- Our confidence in software systems depends on our confidence in the exhaustiveness of our testing. As software systems get more complex, the task of exhaustive testing becomes more complex and even infeasible in some cases. In order to build less error prone systems, we therefore need to not only focus on quickly and efficiently identifying bugs through testing and verification of software, but also on identifying factors associated with bugs in order to prevent them from occurring in the first place. This thesis shows how mutation testing and fault prediction can be used to improve the quality of software.
In the first part of this thesis, we investigate the notion of testedness and how that is associated with widely-used measures of test suite quality. The first measure is statement coverage, the simplest and best-known code coverage measure. The second measure is mutation score, a supposedly more powerful, though expensive, measure. We evaluate these measures using the actual criteria of interest; if a program element is (by these measures) well tested at a given point in time, it should require fewer future bug-fixes than a "poorly tested" element. If not, then it seems likely that we are not effectively measuring testedness. We show that both statement coverage and mutation score have only a weak negative correlation with bug-fixes, mutation score having slightly stronger correlation between the two.

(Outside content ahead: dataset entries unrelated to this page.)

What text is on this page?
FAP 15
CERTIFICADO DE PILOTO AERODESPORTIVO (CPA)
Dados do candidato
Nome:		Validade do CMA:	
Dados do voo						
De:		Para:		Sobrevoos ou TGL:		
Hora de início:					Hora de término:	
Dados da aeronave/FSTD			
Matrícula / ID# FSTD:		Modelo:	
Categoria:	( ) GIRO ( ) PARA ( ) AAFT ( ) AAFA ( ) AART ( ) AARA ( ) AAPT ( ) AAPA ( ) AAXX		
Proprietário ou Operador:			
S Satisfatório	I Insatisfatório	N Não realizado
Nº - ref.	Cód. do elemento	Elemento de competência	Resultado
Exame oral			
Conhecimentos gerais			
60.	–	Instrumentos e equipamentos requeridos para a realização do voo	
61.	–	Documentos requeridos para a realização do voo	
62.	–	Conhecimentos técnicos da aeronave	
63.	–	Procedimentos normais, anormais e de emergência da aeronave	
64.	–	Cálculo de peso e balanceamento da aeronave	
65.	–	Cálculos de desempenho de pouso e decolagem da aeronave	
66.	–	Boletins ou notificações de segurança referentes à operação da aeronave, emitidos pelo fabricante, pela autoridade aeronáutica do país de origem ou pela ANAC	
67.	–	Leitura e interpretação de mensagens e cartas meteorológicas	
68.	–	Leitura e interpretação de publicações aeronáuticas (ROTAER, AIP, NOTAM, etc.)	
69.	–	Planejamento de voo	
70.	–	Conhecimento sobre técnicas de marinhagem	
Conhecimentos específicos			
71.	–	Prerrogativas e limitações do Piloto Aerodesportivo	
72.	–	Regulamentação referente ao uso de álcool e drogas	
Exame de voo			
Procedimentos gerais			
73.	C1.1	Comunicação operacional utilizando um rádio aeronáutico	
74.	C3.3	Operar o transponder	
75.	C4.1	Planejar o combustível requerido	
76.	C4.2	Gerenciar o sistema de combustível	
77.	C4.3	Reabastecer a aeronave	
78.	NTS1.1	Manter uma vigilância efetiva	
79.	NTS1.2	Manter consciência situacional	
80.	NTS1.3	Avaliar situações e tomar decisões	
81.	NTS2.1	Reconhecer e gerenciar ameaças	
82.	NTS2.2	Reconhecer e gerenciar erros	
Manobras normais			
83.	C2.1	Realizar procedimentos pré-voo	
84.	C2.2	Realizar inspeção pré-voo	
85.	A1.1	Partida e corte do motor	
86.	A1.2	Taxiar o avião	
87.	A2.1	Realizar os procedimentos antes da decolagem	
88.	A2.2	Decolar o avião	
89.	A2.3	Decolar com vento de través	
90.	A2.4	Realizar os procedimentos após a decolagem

In the second part, we investigate the applicability of mutation analysis in real world complex software system. Despite four decades of research on mutation analysis technique, its use in large systems is still rare, in part due to computational requirements and high numbers of false positives. We present our experiences using mutation analysis on the Linux kernel's RCU (Read Copy Update) module, where we adapt existing techniques to constrain the complexity and computation requirements. We show that mutation analysis can be a useful tool, uncovering gaps in even well-tested module like RCU. This experiment has not only led to the identification of gaps and bugs in the RCU module but also has led to a discussion on identifying domain specific mutants in order to increase the applicability of mutation analysis in real world applications.
In the third part, we investigate fault prediction models. Although there has been much research on predicting failures, those predictions usually concentrate either on the technical, or the social side of software development. However, software development is not an isolated activity, it requires coordination between individuals and technology. Therefore, to attain the best possible predictive capability, we need to analyze the complex interactions between socio-technical factors. Using one such socio technical factor, merge conflict, we found significant improvement in fault prediction.